# Компьютерные технологии > Железо (hardware) > Общие вопросы >  Не включается компьютер

## WilsOne

Доброго времени суток. 
Произошла проблема при сборке компьютера. То есть, когда я его собрал (с нуля, комплектующиеся новое, до каждой детали.) он просто не включился. Зеленый индикатор на матери горит, но при попытке включить компьютер, ничего не происходит. Пробовал вынимать все кроме, матери, процессора, кулера, БП и одной планки оперативы, все тоже самое... Пробовал переставлять POWER на RESET, не помогло, даже с помощью замыкания, ноль эмоций. Проверял блок питания на работоспособность, с помощью замыкания проводов *зеленый* и *черный*, БП - рабочий. В чем может быть проблема? 
Мать - ASUS B75M - PLUS. 
БП - Chieftec "A-135 APS-750CB"

----------


## Микола

Возможно на материнке косячит один из мостов.
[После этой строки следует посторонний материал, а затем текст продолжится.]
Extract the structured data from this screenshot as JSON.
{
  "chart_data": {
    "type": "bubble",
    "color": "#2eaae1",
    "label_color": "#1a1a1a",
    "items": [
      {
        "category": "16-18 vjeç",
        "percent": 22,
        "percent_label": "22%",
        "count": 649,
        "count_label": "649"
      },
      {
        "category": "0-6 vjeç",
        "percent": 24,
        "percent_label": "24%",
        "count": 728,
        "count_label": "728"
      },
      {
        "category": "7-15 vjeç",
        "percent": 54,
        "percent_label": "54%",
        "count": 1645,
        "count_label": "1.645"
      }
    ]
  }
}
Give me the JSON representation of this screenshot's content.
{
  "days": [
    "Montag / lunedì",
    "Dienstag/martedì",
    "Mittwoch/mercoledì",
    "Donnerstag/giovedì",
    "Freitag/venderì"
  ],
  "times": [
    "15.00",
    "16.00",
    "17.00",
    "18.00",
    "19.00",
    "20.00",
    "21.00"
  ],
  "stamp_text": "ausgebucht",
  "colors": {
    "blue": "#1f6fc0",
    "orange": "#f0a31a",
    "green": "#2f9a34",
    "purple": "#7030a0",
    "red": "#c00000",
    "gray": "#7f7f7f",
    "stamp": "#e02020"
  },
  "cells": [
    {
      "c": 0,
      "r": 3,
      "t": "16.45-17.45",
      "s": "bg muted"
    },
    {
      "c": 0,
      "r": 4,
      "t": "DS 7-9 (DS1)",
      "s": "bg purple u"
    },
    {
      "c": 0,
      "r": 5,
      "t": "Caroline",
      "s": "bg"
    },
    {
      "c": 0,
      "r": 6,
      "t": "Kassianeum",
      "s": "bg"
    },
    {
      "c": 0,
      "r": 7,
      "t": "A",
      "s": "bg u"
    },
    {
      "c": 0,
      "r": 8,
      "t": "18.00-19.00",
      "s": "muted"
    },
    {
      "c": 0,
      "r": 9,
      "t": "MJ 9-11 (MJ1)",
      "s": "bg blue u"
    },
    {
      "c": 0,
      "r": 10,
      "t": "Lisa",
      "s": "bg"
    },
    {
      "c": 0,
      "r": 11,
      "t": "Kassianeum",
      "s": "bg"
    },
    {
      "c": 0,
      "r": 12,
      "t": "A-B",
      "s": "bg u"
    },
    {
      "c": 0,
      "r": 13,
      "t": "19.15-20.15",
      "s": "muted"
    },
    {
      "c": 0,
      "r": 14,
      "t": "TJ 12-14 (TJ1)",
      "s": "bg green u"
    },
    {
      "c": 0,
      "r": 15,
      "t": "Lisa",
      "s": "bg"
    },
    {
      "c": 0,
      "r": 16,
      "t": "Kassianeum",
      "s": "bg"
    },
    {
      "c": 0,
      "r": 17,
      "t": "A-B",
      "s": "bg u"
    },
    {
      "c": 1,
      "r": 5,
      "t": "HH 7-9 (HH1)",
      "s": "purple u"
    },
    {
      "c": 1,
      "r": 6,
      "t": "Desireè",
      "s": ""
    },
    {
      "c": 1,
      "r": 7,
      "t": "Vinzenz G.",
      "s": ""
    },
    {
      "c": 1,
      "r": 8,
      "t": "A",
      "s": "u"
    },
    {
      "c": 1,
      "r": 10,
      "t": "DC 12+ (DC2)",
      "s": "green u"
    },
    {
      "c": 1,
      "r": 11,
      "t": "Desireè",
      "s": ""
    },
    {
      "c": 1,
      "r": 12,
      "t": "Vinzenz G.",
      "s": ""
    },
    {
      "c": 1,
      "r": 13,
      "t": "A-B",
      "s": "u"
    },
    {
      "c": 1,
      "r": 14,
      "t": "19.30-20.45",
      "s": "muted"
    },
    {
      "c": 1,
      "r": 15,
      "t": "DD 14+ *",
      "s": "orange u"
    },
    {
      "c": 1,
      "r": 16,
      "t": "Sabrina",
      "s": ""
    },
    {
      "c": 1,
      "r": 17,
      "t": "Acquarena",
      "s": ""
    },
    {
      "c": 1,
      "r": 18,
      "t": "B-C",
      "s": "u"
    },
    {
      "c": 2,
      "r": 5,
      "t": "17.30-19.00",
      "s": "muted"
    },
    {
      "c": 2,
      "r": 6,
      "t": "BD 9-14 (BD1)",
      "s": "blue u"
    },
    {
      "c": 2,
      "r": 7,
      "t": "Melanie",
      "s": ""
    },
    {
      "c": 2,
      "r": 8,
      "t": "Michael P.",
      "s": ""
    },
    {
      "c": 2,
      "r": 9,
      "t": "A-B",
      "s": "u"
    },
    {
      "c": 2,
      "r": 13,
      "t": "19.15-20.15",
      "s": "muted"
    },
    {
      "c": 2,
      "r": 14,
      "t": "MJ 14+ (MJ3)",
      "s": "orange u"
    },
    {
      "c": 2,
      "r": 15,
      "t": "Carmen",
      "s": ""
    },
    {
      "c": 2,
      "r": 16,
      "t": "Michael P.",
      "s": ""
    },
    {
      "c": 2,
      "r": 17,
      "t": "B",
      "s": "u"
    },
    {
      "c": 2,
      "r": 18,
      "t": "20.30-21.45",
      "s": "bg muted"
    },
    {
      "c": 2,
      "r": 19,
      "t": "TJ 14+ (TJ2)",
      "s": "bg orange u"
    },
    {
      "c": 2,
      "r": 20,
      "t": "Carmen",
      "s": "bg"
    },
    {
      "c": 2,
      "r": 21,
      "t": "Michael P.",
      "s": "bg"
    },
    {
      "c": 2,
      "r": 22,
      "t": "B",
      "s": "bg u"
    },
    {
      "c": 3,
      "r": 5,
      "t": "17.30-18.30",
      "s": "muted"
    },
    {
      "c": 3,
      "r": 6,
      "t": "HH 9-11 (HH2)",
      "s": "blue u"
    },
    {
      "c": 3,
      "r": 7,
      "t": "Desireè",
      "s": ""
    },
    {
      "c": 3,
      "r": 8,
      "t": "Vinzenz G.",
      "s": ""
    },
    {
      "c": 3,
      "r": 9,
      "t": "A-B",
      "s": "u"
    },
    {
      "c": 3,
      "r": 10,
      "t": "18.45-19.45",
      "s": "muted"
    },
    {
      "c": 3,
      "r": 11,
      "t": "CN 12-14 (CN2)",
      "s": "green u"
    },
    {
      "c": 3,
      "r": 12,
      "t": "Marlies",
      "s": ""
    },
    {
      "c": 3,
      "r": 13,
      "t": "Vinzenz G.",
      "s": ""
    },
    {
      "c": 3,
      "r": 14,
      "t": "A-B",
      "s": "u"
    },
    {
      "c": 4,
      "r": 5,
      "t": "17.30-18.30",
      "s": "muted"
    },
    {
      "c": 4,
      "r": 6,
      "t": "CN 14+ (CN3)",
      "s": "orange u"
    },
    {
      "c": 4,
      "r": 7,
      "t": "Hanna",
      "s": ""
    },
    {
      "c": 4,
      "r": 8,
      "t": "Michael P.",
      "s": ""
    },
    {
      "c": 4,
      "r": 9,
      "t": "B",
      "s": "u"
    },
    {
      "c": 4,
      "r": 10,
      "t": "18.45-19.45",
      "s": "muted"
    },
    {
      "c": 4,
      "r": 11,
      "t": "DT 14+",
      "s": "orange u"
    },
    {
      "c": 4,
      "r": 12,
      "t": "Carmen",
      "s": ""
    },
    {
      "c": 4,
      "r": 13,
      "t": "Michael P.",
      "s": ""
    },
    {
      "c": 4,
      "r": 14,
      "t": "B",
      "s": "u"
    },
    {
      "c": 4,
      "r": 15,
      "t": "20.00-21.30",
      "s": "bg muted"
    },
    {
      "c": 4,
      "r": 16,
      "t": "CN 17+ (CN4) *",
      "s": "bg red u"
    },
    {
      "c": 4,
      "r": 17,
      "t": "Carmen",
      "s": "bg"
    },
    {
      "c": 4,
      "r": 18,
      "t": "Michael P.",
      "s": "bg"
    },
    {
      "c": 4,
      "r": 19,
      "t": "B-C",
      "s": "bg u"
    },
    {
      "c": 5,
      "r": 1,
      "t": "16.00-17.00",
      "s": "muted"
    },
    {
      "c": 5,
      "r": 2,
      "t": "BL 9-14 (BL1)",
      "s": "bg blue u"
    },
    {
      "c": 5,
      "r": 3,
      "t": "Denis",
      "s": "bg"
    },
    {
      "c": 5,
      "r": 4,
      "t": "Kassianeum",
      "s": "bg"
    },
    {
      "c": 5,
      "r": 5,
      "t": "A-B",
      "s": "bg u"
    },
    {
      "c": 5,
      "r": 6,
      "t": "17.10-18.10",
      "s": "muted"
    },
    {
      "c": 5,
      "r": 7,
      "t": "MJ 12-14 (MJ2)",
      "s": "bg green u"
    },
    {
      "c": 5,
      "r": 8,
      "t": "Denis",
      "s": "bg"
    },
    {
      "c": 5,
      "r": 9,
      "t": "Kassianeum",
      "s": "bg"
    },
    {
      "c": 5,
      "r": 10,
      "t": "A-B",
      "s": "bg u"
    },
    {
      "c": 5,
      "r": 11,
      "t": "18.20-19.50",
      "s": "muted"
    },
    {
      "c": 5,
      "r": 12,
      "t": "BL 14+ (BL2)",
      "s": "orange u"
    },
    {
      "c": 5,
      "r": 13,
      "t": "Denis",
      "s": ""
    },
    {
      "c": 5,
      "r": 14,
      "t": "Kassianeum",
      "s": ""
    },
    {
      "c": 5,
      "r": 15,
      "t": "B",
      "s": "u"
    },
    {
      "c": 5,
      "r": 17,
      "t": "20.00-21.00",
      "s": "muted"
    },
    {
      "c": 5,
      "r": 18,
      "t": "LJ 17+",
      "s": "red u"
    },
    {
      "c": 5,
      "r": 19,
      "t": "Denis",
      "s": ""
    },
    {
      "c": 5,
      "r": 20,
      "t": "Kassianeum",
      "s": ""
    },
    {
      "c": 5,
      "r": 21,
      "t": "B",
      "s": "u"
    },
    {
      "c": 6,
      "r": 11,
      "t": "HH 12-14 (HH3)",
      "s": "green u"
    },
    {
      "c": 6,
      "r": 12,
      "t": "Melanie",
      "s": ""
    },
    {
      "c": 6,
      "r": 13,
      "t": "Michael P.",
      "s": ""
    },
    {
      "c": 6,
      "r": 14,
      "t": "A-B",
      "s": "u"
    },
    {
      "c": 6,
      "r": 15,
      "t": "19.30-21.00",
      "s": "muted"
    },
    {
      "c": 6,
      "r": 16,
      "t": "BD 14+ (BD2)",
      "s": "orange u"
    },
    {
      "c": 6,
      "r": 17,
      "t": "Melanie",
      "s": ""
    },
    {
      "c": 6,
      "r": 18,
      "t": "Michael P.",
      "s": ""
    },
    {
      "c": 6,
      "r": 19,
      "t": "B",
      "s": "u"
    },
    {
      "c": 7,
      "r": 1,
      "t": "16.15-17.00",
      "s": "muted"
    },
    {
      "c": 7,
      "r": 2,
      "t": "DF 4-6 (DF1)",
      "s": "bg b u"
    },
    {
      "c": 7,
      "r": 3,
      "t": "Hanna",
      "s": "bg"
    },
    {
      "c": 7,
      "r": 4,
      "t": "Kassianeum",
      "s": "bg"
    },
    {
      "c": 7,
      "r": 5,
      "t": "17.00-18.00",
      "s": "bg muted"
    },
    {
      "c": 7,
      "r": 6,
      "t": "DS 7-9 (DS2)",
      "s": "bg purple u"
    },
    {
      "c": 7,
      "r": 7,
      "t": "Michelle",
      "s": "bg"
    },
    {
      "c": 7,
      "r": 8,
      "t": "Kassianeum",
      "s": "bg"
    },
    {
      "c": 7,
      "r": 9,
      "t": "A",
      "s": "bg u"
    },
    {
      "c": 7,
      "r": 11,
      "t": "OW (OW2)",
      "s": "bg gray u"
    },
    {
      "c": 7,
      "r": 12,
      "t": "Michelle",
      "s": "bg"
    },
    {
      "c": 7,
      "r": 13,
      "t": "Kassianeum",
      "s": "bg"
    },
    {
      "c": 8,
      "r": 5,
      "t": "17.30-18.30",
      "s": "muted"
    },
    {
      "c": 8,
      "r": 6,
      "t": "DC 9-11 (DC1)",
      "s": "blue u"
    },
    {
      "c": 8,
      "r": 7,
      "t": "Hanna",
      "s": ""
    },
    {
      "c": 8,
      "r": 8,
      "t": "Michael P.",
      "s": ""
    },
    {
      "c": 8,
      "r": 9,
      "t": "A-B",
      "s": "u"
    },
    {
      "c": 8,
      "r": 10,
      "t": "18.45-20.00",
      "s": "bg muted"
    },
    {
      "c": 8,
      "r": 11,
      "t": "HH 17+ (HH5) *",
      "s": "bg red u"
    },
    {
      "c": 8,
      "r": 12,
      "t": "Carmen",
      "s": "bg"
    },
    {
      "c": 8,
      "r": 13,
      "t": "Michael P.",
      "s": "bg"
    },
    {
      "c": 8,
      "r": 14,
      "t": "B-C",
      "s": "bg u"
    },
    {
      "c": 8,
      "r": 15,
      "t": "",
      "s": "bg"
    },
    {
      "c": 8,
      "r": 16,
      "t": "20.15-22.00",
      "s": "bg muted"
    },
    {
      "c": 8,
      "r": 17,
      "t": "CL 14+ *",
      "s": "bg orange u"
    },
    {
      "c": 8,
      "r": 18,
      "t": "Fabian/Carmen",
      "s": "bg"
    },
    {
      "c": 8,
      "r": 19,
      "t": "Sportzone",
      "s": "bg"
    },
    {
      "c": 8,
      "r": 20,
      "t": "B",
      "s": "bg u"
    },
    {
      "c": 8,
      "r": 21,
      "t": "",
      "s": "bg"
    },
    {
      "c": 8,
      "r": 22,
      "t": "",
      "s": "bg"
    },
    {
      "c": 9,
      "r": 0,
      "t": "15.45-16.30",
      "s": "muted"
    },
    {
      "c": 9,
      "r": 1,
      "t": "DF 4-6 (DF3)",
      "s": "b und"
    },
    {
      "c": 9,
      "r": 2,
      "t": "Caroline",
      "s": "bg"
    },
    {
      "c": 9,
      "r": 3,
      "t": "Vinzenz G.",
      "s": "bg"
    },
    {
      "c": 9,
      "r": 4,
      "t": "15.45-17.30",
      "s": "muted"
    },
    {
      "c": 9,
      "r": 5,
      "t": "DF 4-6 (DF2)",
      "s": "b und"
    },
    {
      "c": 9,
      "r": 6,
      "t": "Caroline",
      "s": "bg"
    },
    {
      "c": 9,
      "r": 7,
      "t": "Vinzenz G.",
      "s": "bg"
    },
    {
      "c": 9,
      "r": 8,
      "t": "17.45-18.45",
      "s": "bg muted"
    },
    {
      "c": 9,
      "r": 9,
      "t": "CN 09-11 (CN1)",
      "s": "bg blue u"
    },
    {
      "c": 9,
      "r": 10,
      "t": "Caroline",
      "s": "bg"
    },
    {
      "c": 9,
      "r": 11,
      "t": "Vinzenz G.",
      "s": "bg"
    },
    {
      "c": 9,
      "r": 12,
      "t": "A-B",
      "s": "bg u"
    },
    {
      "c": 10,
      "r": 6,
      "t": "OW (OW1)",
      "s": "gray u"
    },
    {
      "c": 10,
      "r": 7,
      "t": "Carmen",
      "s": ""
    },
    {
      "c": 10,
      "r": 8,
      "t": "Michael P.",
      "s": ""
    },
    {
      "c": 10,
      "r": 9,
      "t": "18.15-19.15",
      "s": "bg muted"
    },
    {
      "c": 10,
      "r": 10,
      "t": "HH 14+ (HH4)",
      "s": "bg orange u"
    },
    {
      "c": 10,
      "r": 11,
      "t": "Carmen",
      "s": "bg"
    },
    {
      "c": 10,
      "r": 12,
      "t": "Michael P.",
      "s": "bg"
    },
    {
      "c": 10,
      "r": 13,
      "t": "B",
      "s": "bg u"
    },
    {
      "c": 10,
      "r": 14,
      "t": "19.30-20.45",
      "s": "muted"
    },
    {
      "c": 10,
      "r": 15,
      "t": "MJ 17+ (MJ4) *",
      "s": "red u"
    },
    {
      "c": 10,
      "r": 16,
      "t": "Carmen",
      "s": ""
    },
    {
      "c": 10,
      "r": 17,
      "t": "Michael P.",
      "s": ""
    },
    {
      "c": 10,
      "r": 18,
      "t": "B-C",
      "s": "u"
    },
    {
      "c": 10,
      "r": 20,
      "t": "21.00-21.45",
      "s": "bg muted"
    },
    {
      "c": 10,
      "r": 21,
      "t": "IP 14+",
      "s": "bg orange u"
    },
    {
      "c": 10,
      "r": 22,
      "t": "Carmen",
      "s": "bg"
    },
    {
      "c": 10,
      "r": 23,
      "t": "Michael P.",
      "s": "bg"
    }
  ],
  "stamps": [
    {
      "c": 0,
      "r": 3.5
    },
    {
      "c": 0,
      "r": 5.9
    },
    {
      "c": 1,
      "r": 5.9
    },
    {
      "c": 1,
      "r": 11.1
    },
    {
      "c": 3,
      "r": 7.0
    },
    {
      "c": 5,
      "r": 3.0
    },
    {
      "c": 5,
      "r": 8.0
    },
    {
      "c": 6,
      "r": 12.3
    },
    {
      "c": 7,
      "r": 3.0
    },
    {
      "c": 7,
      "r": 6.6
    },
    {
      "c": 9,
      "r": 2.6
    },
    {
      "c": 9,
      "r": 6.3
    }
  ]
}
Также возможно не подходит оперативка под проц по частоте.Мать выдает какие нибудь звуки через встроенный динамик.еще может быть неверно установлена одна из перемычек на материнке иди просто нет биоса:confused:

----------


## WilsOne

Уже давно разобрался)

----------


## Микола

> Уже давно разобрался)


тОГДА ПИСАТЬ НАДО ЧТО ТЕМА ЗАКРЫТА. И ОПИСАТЬ РЕШЕНИЕ ПРОБЛЕМУ. Ты не для себя зашел сюда а для того чтоб себе помочь и поделиться инф с другими

----------


## WilsOne

> тОГДА ПИСАТЬ НАДО ЧТО ТЕМА ЗАКРЫТА. И ОПИСАТЬ РЕШЕНИЕ ПРОБЛЕМУ. Ты не для себя зашел сюда а для того чтоб себе помочь и поделиться инф с другими


 На*** послан!

----------


## CarBip

Добрый деньТакая проблема, при подключении омеги к компу загораются белые лампочки, но при изменении положения переключателя вкл/выкл не то чтобы загорается синяя лампочка, а даже тухнут белые, в чем может быть проблема?

----------